Each tag created can be assigned a tag value (tag attributes). The following example applies a cost_center tag with ‘finance’ and ‘sales’ tag values to dedicated virtual warehouses. The organisation can then easily break down credit consumption and usage based on department for reporting purposes.

create tag cost_center;
alter warehouse finance_wh set tag cost_center = 'finance';
alter warehouse sales_wh set tag cost_center = 'sales';

The broader use case for object tagging is to apply business context using tags to identify data objects as sensitive or PII. For organisations, knowing where data resides is often the first steps to protecting it with the appropriate access controls.

For protection of data, dynamic data masking policy enables obfuscation of column values with masked value for users who does not have access to the true value of the column.

Let’s take a look to see how you can assign dynamic data masking policies against tags within Snowflake.

use role tag_admin;
use schema DG_DEMO.PUBLIC;
create tag person_name;
create tag person_age;
create tag match_key;
alter table CUSTOMERS_MASK modify column NAME set tag person_name = 'high' ;
alter table CUSTOMERS_MASK modify column AGE set tag person_age = 'low' ;
alter table CUSTOMERS_MASK modify column ZIP set tag match_key = 'medium';

A tag administrator will create tags (person name, person age and match key). Then the tags are associated to columns on a table (CUSTOMERS_MASK).

Once associated, Snowflake system function get_tag will return the tag values set against each column.

select system$get_tag('person_name', 'customers_mask.name', 'column');
select system$get_tag('person_age', 'customers_mask.AGE', 'column');
select system$get_tag('match_key', 'customers_mask.ZIP', 'column');

In addition to this, the following database level query will return all of the tags associated on every column in a table or view.

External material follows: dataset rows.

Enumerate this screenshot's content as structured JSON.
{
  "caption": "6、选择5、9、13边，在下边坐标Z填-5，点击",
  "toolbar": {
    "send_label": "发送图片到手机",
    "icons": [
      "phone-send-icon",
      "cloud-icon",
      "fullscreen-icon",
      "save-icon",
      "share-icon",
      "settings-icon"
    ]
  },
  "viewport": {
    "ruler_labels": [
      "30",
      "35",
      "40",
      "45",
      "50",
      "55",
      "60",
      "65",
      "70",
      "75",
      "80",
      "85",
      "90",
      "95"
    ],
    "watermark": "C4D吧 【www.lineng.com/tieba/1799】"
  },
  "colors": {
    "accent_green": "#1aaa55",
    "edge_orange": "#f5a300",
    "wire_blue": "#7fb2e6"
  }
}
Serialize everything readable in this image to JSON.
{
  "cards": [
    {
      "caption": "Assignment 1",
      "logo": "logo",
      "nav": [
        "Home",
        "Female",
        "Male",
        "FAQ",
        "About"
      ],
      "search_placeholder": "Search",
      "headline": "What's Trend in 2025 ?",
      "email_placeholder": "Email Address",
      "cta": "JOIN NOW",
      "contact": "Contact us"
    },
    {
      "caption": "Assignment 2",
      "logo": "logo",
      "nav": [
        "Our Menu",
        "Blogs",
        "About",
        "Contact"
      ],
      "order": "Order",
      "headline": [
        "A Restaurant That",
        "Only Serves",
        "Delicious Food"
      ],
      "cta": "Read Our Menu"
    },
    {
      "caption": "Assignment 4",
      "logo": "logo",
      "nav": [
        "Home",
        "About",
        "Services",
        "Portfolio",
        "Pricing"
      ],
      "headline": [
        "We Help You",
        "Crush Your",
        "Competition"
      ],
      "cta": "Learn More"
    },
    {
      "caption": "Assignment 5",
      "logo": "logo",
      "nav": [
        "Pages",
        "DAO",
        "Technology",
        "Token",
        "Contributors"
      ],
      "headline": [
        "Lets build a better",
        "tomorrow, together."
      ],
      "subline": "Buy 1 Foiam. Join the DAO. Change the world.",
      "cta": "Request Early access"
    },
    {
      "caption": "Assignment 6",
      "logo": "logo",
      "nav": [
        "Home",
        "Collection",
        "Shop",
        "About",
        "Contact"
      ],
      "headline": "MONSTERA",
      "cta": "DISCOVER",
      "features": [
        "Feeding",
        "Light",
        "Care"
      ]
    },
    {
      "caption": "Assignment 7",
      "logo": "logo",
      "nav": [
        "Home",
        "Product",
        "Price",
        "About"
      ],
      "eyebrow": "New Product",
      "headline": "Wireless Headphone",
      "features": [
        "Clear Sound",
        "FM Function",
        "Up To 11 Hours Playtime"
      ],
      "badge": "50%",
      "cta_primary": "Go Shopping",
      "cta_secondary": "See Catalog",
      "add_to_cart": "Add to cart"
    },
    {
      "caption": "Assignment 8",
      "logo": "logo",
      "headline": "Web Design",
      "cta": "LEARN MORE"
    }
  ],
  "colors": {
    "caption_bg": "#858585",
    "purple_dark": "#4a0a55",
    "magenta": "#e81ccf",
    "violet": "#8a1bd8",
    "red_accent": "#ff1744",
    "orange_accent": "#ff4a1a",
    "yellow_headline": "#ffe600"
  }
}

select * from table (DG_DEMO.information_schema.TAG_REFERENCES_ALL_COLUMNS( 'customers_mask' , 'table' ));

Now, let’s look at how you can protect these column values by creating dynamic data masking policies.

create or replace masking policy mask_name_simple as
(val string) returns string ->
case
when current_role() in ('DBA_DG_DEMO') then val
else '**masked**'
end;

create or replace masking policy mask_age_simple as
(val integer) returns integer ->
case
when current_role() in ('DBA_DG_DEMO') then val
else -999999
end;

create or replace masking policy mask_key_simple as
(val string) returns string ->
case
when current_role() in ('DBA_DG_DEMO') then val
else AGAINST(val)
end;

Masking policies are similar to functions where you can define role base access with masking logic. The above policies will mask column value from users that are not assigned the DBA_DG_DEMO role.

  1. mask string column values and return **masked**
  2. mask integer column values and return -999999
  3. mask a column value and return a hash value (using MD5 function)

Further to this, Snowflake UDF (User Defined Functions) using SQL, Javascript, Java, Scala/Python* can be used to formulate the masked value.

With the masking policies now created, we can now easily apply the masking policies on a tag which will apply the masking policies to all associated column values referenced by the tag.

alter tag person_name set masking policy mask_name_simple;
alter tag person_age set masking policy mask_age_simple;
alter tag match_key set masking policy mask_key_simple;

This feature will allow customers to apply protecting policies at scale without the need of applying them on specific table columns. Multiple masking policies can be set on a tag (only if each policy has a different data type).

Now, I will query the CUSTOMER_MASK table using different roles

USE ROLE DBA_DG_DEMO;
SELECT * FROM CUSTOMERS_MASK limit 10;
CUSTOMER_MASK as DBA
USE ROLE DEV_DG_DEMO;
SELECT * FROM CUSTOMERS_MASK limit 10;
CUSTOMER_MASK as DEV

Using a DEV_DG_DEMO role, the NAME, AGE and ZIP columns are all masked due to the dynamic masking policies set on these columns.

For organisations looking to protect their data from different roles but still want to retain analytical value for these users. Using hash functions or UDF can obfuscate the true value of the column but the hash output can still be used for matching or joins!

--

--